Umaniti

Dominique Radisson {Textes, poèmes & autres}

Le vieil homme et le train

Dans le train nous emportant vers le nord, assis de l’autre côté de l’allée centrale et de mon siège, ce vieil homme qui, à intervalles réguliers, tousse, se racle le nez et la gorge bruyamment, crachant ses glaires dans des mouchoirs en papier qu’il tire de ses poches. Insupportable bruit mouillé d’expectoration palatale se répétant comme le tic-tac d’une pendule qui marquerait les quarts d’heure.
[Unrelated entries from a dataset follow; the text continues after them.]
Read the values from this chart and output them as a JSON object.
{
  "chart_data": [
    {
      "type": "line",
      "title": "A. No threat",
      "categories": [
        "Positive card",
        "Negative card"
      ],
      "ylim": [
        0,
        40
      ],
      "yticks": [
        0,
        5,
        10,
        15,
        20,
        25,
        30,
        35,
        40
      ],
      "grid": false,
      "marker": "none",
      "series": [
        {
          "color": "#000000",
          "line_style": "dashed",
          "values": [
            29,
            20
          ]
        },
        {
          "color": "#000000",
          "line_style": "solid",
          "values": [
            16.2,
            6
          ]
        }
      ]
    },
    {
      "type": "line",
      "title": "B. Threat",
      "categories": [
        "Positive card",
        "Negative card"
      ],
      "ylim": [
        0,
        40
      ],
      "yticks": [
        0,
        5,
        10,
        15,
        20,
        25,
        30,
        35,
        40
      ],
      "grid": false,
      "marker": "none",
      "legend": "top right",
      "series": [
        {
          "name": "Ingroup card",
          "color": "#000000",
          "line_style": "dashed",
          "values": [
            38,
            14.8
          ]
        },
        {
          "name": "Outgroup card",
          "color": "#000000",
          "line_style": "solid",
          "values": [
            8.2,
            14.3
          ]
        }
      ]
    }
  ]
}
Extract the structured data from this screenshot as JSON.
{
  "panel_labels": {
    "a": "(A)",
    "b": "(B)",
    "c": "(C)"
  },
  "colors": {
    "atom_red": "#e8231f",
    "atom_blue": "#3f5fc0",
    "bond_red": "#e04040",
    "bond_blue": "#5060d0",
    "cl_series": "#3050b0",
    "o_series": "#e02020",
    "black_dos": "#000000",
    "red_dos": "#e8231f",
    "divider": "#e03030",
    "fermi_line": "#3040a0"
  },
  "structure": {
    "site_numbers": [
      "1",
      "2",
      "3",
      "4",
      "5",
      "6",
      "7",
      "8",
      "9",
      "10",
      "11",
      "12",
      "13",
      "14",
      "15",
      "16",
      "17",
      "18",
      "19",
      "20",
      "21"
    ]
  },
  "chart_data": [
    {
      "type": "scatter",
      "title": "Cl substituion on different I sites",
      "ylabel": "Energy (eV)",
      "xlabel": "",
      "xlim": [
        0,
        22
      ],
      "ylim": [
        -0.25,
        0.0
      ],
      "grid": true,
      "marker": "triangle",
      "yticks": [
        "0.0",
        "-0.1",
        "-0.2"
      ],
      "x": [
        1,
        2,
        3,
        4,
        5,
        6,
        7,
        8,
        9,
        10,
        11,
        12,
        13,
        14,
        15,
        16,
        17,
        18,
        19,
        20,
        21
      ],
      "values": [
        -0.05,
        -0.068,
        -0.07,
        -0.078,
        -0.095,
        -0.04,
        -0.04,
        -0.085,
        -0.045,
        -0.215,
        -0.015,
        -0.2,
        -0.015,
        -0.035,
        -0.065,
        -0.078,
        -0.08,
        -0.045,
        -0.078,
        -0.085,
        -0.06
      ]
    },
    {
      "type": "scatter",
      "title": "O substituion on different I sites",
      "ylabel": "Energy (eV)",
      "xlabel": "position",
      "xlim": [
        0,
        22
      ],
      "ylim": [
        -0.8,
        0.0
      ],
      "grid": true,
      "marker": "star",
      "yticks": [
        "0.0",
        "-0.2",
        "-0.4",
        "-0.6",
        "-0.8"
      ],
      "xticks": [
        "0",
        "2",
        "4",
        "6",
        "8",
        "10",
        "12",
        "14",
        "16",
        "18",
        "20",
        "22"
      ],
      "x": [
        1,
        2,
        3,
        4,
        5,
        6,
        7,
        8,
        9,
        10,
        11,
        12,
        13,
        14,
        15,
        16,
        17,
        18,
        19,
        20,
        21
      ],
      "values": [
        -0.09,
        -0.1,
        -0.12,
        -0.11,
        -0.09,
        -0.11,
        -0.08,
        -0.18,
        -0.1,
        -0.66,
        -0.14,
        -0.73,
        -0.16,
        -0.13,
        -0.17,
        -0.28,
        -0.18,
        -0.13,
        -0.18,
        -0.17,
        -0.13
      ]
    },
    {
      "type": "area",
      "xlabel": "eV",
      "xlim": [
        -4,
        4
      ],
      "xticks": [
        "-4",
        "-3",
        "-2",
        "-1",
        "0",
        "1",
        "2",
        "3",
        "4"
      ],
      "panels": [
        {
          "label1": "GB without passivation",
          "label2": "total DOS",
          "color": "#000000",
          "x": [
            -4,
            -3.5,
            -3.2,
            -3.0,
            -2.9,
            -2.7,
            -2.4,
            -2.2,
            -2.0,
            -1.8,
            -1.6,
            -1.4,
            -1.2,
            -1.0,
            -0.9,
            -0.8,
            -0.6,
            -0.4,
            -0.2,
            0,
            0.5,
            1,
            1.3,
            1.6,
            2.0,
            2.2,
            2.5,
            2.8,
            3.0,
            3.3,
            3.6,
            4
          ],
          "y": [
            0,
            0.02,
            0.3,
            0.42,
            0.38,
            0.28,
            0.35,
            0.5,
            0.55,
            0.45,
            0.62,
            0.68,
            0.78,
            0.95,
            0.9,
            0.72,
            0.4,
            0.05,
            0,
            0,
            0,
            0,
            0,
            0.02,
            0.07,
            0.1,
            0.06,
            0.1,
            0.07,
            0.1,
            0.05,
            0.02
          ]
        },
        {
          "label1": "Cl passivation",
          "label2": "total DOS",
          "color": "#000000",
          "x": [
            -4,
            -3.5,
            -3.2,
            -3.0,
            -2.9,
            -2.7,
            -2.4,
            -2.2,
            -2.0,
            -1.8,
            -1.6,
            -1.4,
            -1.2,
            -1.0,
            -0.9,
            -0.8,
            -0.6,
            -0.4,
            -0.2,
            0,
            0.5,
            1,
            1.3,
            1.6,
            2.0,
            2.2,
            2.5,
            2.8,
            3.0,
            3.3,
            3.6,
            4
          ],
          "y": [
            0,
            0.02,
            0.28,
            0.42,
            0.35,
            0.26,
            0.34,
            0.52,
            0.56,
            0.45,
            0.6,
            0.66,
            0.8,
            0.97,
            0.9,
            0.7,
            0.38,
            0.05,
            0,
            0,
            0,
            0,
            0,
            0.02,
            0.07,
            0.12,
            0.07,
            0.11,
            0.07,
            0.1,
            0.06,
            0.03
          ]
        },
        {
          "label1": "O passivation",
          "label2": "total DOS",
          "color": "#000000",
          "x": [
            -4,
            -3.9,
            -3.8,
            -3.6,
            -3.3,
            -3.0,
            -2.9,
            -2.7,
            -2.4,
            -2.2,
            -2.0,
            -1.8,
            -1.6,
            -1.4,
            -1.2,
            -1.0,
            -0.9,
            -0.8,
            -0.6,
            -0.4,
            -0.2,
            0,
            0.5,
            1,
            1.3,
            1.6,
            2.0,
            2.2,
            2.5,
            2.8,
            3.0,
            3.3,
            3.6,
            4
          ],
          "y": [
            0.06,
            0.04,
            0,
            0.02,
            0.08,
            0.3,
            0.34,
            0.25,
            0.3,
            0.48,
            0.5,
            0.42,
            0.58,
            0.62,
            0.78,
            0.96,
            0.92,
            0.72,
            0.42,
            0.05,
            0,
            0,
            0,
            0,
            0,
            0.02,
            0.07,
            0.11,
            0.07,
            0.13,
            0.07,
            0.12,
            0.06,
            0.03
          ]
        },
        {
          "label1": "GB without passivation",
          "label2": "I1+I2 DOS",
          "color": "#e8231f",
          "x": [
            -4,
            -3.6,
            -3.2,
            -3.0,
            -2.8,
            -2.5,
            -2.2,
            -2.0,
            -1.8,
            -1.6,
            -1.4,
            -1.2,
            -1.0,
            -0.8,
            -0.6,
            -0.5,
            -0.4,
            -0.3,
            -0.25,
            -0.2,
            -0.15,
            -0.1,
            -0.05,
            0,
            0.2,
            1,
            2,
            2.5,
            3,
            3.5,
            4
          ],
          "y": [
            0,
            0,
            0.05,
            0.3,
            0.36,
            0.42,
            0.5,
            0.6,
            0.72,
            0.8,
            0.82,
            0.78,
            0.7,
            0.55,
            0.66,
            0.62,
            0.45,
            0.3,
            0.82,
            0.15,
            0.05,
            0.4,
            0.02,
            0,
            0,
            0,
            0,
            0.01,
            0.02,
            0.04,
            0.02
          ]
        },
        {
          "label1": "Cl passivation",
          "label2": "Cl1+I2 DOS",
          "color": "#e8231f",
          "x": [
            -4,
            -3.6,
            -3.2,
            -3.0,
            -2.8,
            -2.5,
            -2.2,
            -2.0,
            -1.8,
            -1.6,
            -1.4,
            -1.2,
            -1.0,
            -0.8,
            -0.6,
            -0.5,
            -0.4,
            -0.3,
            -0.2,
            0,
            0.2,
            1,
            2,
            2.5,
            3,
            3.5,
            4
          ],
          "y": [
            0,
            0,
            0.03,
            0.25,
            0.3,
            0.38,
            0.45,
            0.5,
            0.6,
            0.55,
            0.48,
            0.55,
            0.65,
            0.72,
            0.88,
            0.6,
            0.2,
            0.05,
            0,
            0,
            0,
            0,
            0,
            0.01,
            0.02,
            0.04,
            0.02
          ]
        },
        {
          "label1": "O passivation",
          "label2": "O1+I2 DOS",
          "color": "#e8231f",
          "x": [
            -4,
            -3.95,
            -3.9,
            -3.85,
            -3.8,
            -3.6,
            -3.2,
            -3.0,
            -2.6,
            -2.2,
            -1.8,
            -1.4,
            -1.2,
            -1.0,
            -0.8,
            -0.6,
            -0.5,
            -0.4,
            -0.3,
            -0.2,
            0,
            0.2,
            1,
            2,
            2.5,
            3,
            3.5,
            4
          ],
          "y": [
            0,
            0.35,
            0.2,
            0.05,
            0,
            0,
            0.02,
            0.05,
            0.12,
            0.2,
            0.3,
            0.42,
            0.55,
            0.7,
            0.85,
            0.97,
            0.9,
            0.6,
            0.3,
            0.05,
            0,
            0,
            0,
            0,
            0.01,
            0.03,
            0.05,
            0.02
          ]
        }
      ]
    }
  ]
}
Sujet au dégoût, j’aurais aimé que ce vieil homme se lève et s’en aille gargouiller ailleurs, entre les plateformes, comme nous y invitent les contrôleurs à propos des téléphones. J’avais le choix : ou bien rester prisonnier de cet inconfort et me préparer à un voyage de quatre heures pénibles, ou bien écouter ce que ce corps usé me racontait. Ce que je décidai de faire. Et voila ce que j’ai entendu:

“Jeune homme qui me regarde, je suis un vieil homme. Tel que tu me vois, je suis au bout de mon chemin. J’ai mené ma vie d’homme comme j’ai pu. J’ai eu les mêmes joies que les tiennes, les mêmes peines aussi. J’ai travaillé, trouvé femme, fondé un foyer, essayé d’aimer et d’être aimé. On m’a connu brutal, inspiré, méprisant, attentionné, tyrannique, attendri. J’ai bafoué, j’ai honoré, j’ai détruit, j’ai protégé, j’ai levé la main et baissé les yeux. La vieillesse m’a rattrapé alors que je me croyais invulnérable… Désormais, mon corps souffre, mes poumons pleurent une glaise brûlante que j’ai peine à expectorer. Je pourrais me lever par honte, pour t’épargner le désagrément de tous ces bruits que je donnerais tout, grands dieux, pour ne plus t’infliger. Mais je suis trop las, mes forces m’ont presque toutes quitté, seules me tiennent encore organisé quelques vieilles habitudes.

Je suis comme ce cyprès mort que tu vois en ce moment même derrière la fenêtre, dans ce paysage de Provence honoré de soleil que j’aimerais tant encore pouvoir contempler quand tu auras l’âge de mon fils. Et que j’aie été meilleur ou pire que tu ne le crois, je te demande une faveur : accorde-moi le droit d’être encore là, vivant. Comme ce cyprès aux couleurs passées et aux branches dénudées, j’ai ma place. Ici, maintenant, juste à côté de toi”.